Leff Pouishnoff: The Complete 78rpm and Selected Saga LP Recordings

Record and Artist Details

Genre:

Instrumental

Label: APR

Media Format: CD or Download

Media Runtime: 149

Mastering:

ADD

Catalogue Number: APR6022

APR6022. Leff Pouishnoff: The Complete 78rpm and Selected Saga LP Recordings
You know you’re getting on a bit when record labels start issuing as ‘historic’ recordings which you bought when they were first released. A Saga EP of Leff Pouishnoff playing Chopin’s Fantaisie-Impromptu was one of the first classical discs I ever bought with my own money. But what’s this? From executive producer Michael Spring’s supplement to Jonathan Summer’s model booklet, I learn that there is the possibility that it may not be Pouishnoff playing at all but Sergio Fiorentino. Spring makes a good stab at unravelling the Saga saga, a continuing record industry mystery involving the late William Barrington-Coupe, fraudster husband of his wife and accomplice Joyce Hatto.
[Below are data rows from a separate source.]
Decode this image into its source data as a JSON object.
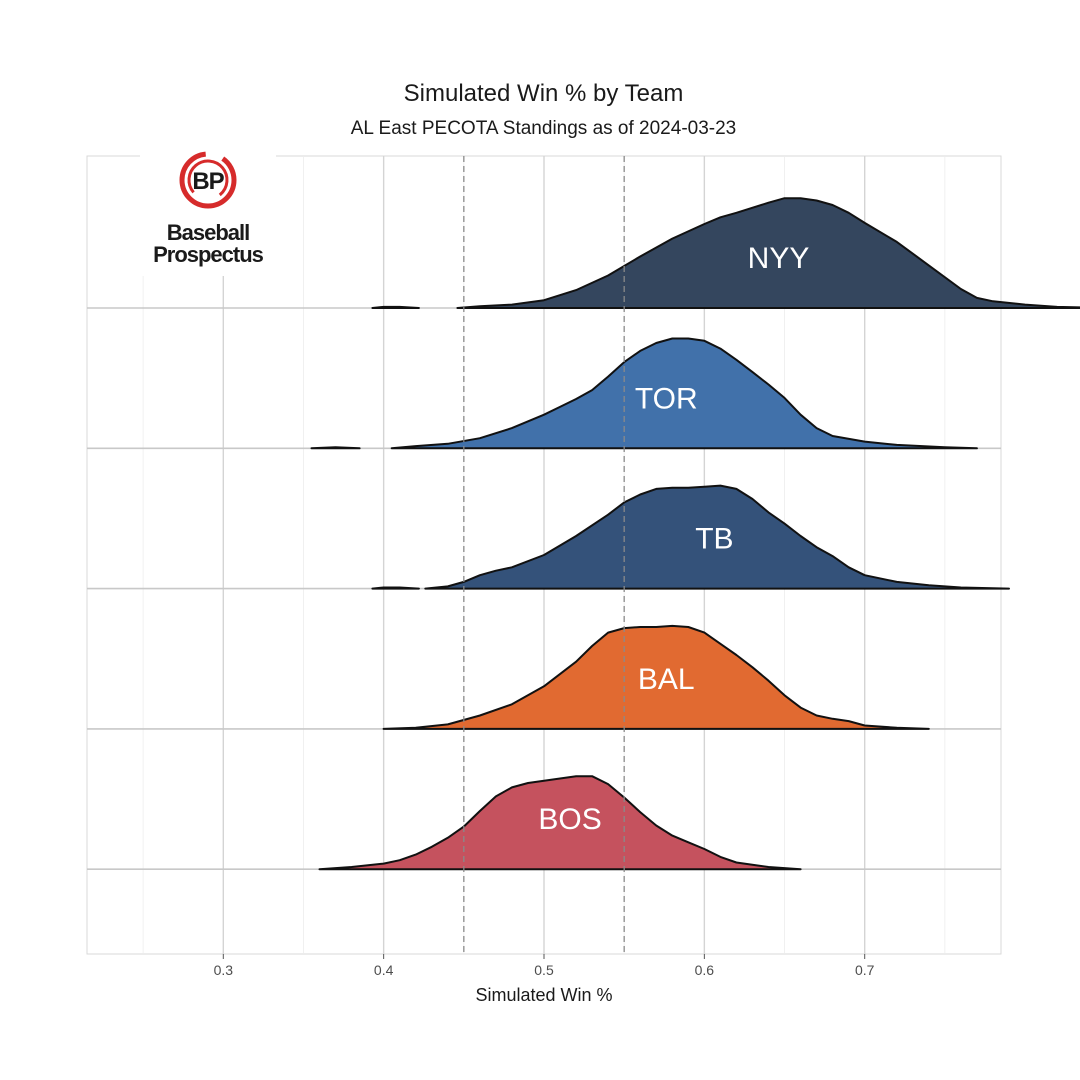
{
  "chart_data": {
    "type": "ridgeline",
    "title": "Simulated Win % by Team",
    "subtitle": "AL East PECOTA Standings as of 2024-03-23",
    "xlabel": "Simulated Win %",
    "xlim": [
      0.215,
      0.785
    ],
    "xticks": [
      0.3,
      0.4,
      0.5,
      0.6,
      0.7
    ],
    "xtick_labels": [
      "0.3",
      "0.4",
      "0.5",
      "0.6",
      "0.7"
    ],
    "reference_lines": [
      0.45,
      0.55
    ],
    "grid": true,
    "series": [
      {
        "name": "NYY",
        "color": "#34465e",
        "density": [
          [
            0.393,
            0
          ],
          [
            0.4,
            0.01
          ],
          [
            0.41,
            0.01
          ],
          [
            0.422,
            0
          ],
          [
            0.446,
            0
          ],
          [
            0.46,
            0.015
          ],
          [
            0.48,
            0.03
          ],
          [
            0.5,
            0.07
          ],
          [
            0.52,
            0.16
          ],
          [
            0.54,
            0.29
          ],
          [
            0.56,
            0.46
          ],
          [
            0.58,
            0.62
          ],
          [
            0.6,
            0.75
          ],
          [
            0.61,
            0.81
          ],
          [
            0.62,
            0.85
          ],
          [
            0.64,
            0.94
          ],
          [
            0.65,
            0.98
          ],
          [
            0.66,
            0.98
          ],
          [
            0.67,
            0.96
          ],
          [
            0.68,
            0.92
          ],
          [
            0.69,
            0.85
          ],
          [
            0.7,
            0.76
          ],
          [
            0.72,
            0.59
          ],
          [
            0.74,
            0.38
          ],
          [
            0.76,
            0.17
          ],
          [
            0.77,
            0.09
          ],
          [
            0.78,
            0.06
          ],
          [
            0.8,
            0.03
          ],
          [
            0.82,
            0.01
          ],
          [
            0.85,
            0
          ]
        ]
      },
      {
        "name": "TOR",
        "color": "#4171aa",
        "density": [
          [
            0.355,
            0
          ],
          [
            0.37,
            0.01
          ],
          [
            0.385,
            0
          ],
          [
            0.405,
            0
          ],
          [
            0.42,
            0.02
          ],
          [
            0.44,
            0.04
          ],
          [
            0.46,
            0.09
          ],
          [
            0.48,
            0.18
          ],
          [
            0.5,
            0.3
          ],
          [
            0.51,
            0.37
          ],
          [
            0.52,
            0.44
          ],
          [
            0.53,
            0.52
          ],
          [
            0.54,
            0.64
          ],
          [
            0.55,
            0.77
          ],
          [
            0.56,
            0.87
          ],
          [
            0.57,
            0.94
          ],
          [
            0.58,
            0.98
          ],
          [
            0.59,
            0.98
          ],
          [
            0.6,
            0.96
          ],
          [
            0.61,
            0.89
          ],
          [
            0.62,
            0.79
          ],
          [
            0.63,
            0.68
          ],
          [
            0.64,
            0.57
          ],
          [
            0.65,
            0.45
          ],
          [
            0.66,
            0.3
          ],
          [
            0.67,
            0.18
          ],
          [
            0.68,
            0.11
          ],
          [
            0.7,
            0.06
          ],
          [
            0.72,
            0.03
          ],
          [
            0.75,
            0.01
          ],
          [
            0.77,
            0
          ]
        ]
      },
      {
        "name": "TB",
        "color": "#34527a",
        "density": [
          [
            0.393,
            0
          ],
          [
            0.4,
            0.01
          ],
          [
            0.41,
            0.01
          ],
          [
            0.422,
            0
          ],
          [
            0.426,
            0
          ],
          [
            0.44,
            0.02
          ],
          [
            0.45,
            0.06
          ],
          [
            0.46,
            0.12
          ],
          [
            0.47,
            0.16
          ],
          [
            0.48,
            0.19
          ],
          [
            0.5,
            0.3
          ],
          [
            0.52,
            0.47
          ],
          [
            0.54,
            0.66
          ],
          [
            0.55,
            0.77
          ],
          [
            0.56,
            0.84
          ],
          [
            0.57,
            0.89
          ],
          [
            0.58,
            0.9
          ],
          [
            0.59,
            0.9
          ],
          [
            0.6,
            0.91
          ],
          [
            0.61,
            0.92
          ],
          [
            0.62,
            0.89
          ],
          [
            0.63,
            0.8
          ],
          [
            0.64,
            0.68
          ],
          [
            0.65,
            0.58
          ],
          [
            0.66,
            0.47
          ],
          [
            0.67,
            0.37
          ],
          [
            0.68,
            0.29
          ],
          [
            0.69,
            0.19
          ],
          [
            0.7,
            0.12
          ],
          [
            0.72,
            0.06
          ],
          [
            0.74,
            0.03
          ],
          [
            0.76,
            0.01
          ],
          [
            0.79,
            0
          ]
        ]
      },
      {
        "name": "BAL",
        "color": "#e16a31",
        "density": [
          [
            0.4,
            0
          ],
          [
            0.42,
            0.01
          ],
          [
            0.44,
            0.04
          ],
          [
            0.46,
            0.12
          ],
          [
            0.48,
            0.22
          ],
          [
            0.5,
            0.38
          ],
          [
            0.52,
            0.6
          ],
          [
            0.53,
            0.74
          ],
          [
            0.54,
            0.86
          ],
          [
            0.55,
            0.9
          ],
          [
            0.56,
            0.91
          ],
          [
            0.57,
            0.91
          ],
          [
            0.58,
            0.92
          ],
          [
            0.59,
            0.91
          ],
          [
            0.6,
            0.86
          ],
          [
            0.61,
            0.76
          ],
          [
            0.62,
            0.66
          ],
          [
            0.63,
            0.55
          ],
          [
            0.64,
            0.43
          ],
          [
            0.65,
            0.3
          ],
          [
            0.66,
            0.19
          ],
          [
            0.67,
            0.12
          ],
          [
            0.68,
            0.09
          ],
          [
            0.69,
            0.07
          ],
          [
            0.7,
            0.03
          ],
          [
            0.72,
            0.01
          ],
          [
            0.74,
            0
          ]
        ]
      },
      {
        "name": "BOS",
        "color": "#c5525e",
        "density": [
          [
            0.36,
            0
          ],
          [
            0.38,
            0.02
          ],
          [
            0.4,
            0.05
          ],
          [
            0.41,
            0.08
          ],
          [
            0.42,
            0.13
          ],
          [
            0.43,
            0.2
          ],
          [
            0.44,
            0.28
          ],
          [
            0.45,
            0.38
          ],
          [
            0.46,
            0.52
          ],
          [
            0.47,
            0.65
          ],
          [
            0.48,
            0.73
          ],
          [
            0.49,
            0.77
          ],
          [
            0.5,
            0.79
          ],
          [
            0.51,
            0.81
          ],
          [
            0.52,
            0.83
          ],
          [
            0.53,
            0.83
          ],
          [
            0.54,
            0.76
          ],
          [
            0.55,
            0.64
          ],
          [
            0.56,
            0.51
          ],
          [
            0.57,
            0.39
          ],
          [
            0.58,
            0.3
          ],
          [
            0.59,
            0.24
          ],
          [
            0.6,
            0.18
          ],
          [
            0.61,
            0.11
          ],
          [
            0.62,
            0.06
          ],
          [
            0.64,
            0.02
          ],
          [
            0.66,
            0
          ]
        ]
      }
    ]
  },
  "logo": {
    "monogram": "BP",
    "line1": "Baseball",
    "line2": "Prospectus",
    "ring_color": "#d62b2b"
  }
}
Meanwhile, on disc 1, we alight on incontestably genuine Pouishnoff recordings that have not seen the light of day for many decades: 12 Columbia acoustics from 1922 which disclose a fiery and fluent technique allied to a blunt and perfunctory musicality. Repertoire junkies will enjoy two rare Saint-Saëns transcriptions, Glazunov’s Polka played by a pupil of the composer and three brief encores by Pouishnoff himself. With the 13 Columbia electrics (1926 29), not only the sound improves but also Pouishnoff’s response to the music. Chief among them is only the second recording ever made of a complete Schubert piano sonata, a reading of great integrity and delicacy that I found utterly captivating. For those to whom it matters, the first two movements are played without repeats. Here, in the two Liszt concert studies and the three Godowsky transcriptions, we get the full measure of a major artist and his famous luminous tone.

As to the selected Saga recordings of 1958, any poetry in the playing of the four Chopin pieces (and that’s not saying much) is compromised by a badly voiced A flat above middle C. It does not affect the Glazunov Theme and Variations (originally entitled Variations on a Finnish Folk Song). While I wouldn’t be without Stephen Coombs’s 1995 Hyperion recording, which also offers separate tracks for each of the 15 variations, Pouishnoff’s is a notable addition to the catalogue, with a spirit and spontaneity entirely lacking in the Chopin works.